Tableau
Natacha Karl
Oui je suis bipolaire, pas charcutière, même pas cyborg, juste bipolaire. Encore que j'aurais pu être charcutière et bipolaire; encore que quand je délire je vis en pleine science-fiction parfois et je me prends pour une cyborg. De toute façon, c'est la maladie qui imprègne toute ma vie et souvent j'ai l'impression de n'être que ça : bipolaire...
Les changements d'humeur, les hauts et les bas sont si fréquents et si douloureux. Alors on essaye de le cacher, à soi, à ceux qu'on aime. On s'occupe du jardin, arrose ces cyclamens, essayant d'être épicurienne pour lutter contre l'angoisse qui caracole dans la tête et mine le terrain.

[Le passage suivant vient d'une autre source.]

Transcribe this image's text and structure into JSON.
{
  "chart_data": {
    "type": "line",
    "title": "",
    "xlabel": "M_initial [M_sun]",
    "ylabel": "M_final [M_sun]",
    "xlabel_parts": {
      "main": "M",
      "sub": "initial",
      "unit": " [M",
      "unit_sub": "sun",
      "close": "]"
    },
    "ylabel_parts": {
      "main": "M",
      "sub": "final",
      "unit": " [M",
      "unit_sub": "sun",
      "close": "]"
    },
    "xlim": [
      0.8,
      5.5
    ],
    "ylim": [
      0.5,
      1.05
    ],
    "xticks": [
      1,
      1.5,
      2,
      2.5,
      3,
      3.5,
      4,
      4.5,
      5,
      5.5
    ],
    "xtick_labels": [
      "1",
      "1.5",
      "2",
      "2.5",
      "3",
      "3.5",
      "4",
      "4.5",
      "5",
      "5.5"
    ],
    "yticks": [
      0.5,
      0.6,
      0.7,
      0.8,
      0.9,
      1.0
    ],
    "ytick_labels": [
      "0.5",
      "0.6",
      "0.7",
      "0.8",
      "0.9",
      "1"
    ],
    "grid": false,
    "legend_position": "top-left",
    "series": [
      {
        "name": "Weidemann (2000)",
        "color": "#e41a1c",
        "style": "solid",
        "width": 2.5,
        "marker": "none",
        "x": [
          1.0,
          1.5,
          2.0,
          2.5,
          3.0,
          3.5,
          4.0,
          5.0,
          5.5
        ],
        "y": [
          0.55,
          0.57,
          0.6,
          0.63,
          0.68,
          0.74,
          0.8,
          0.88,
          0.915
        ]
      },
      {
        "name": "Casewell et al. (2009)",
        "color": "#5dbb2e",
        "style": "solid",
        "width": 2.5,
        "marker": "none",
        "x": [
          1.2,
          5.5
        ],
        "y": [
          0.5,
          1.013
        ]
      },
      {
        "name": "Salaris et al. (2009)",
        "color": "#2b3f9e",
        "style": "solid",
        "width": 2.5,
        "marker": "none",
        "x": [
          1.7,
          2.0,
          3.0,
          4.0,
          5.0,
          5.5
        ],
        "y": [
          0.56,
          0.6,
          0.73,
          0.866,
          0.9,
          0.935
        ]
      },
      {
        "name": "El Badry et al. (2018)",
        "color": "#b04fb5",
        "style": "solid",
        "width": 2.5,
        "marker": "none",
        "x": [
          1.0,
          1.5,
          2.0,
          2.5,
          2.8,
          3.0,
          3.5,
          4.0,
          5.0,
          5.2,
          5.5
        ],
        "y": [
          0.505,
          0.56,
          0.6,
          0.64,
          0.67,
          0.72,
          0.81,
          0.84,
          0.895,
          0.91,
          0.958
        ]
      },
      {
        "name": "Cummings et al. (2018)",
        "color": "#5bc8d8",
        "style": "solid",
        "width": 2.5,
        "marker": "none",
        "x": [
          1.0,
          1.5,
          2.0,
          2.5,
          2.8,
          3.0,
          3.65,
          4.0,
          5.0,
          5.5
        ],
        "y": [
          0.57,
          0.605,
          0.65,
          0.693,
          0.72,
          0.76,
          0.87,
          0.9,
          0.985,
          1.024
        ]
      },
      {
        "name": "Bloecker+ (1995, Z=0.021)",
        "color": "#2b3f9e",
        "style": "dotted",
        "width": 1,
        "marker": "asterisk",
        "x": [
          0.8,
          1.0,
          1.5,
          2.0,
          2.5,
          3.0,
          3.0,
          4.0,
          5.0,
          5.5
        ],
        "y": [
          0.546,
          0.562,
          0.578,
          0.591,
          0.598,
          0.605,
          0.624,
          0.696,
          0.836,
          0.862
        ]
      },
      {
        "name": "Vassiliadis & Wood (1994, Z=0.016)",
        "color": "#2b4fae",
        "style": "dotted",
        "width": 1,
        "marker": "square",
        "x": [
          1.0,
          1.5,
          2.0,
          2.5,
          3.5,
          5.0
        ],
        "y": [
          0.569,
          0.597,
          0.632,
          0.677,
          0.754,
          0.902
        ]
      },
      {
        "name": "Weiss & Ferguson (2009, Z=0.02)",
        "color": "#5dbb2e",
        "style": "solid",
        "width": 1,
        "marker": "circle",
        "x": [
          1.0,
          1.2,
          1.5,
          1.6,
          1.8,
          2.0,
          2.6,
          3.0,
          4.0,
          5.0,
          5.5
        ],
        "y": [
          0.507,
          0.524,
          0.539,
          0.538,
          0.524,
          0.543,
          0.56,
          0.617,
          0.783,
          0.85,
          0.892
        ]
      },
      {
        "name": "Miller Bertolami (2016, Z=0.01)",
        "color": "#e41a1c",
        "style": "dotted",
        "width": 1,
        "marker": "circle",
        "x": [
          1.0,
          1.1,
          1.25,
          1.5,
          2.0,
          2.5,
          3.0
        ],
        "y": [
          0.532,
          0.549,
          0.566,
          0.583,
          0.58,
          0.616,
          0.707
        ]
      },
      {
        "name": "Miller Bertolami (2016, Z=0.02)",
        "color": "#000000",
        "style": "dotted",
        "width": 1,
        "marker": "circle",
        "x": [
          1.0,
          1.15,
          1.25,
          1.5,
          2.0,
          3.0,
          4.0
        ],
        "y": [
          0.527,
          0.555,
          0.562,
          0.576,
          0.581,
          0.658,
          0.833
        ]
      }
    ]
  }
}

Soudain la vie s'affole, tout s'enflamme, on fait des plans mirobolants, on vit ses rêves sans se rendre compte que c'est même pas du cinéma, y'a pas de décor, pas d'carton pâte; y'a que du vent, des idées folles; pas un médicament qui tienne, on est déjà ailleurs.
Jusqu'à ce la prophylactique nous rattrape, on vole, puis on se retrouve les pieds sur terre dans une petite chambre blanche avec la porte fermée à clé. On nous a conduit là pour que ça retombe plus vite les états maniaques, notre passage dans l'ailleurs. Ils n'ont rien trouvé de mieux pour l'heure. Peu à peu on revient au réel , les délires, les rêves rangés dans un coin de notre tête dans notre monde intérieur...la honte en bandoulière ou l'envie de retourner planer là où personne ne peut nous atteindre.
Il y a aussi les trous noirs; ceux à lente incubation, quand la vie fait trop mal et que peu à peu on perd toute envie, tout désir, toute parole. On dit plus rien ou le strict minimum qui nous arrache la bouche, un triste sourire scotché sur les lèvres pour cacher la misère de son âme.
Ce tableau n'a rien de prophétique, juste une pincée de ma vérité, juste une pincée de mon quotidien.
elle a changé la foto
· Il y a plus de 8 ans ·Hiwen
Bien observé! Elle est plus en accord avec le texte...
· Il y a plus de 8 ans ·Natacha Karl
C'est bien triste hélas. Ce qu'il y a de commun à tous, on me l'a expliqué souvent, c'est que l'on se sent tous coupables de notre maladie alors que nous sommes simplement des victimes.
· Il y a plus de 8 ans ·elisabetha
Oui Elisabetha, et je me demande bien pourquoi on se sent ainsi coupable alors qu'on est victime... Mais je crois que c'est un phénomène qui se voit dans d'autres contextes, où la victime se sent coupable... Merci de ta lecture.
· Il y a plus de 8 ans ·Natacha Karl
je débarque... comment les mots de la liste sont-ils choisis ?
· Il y a plus de 8 ans ·Gabriel Meunier
Je crois que c'est Campaspe qui a lancé l'idée et Alice Gauguin bis l'a rejoint et propose des listes également.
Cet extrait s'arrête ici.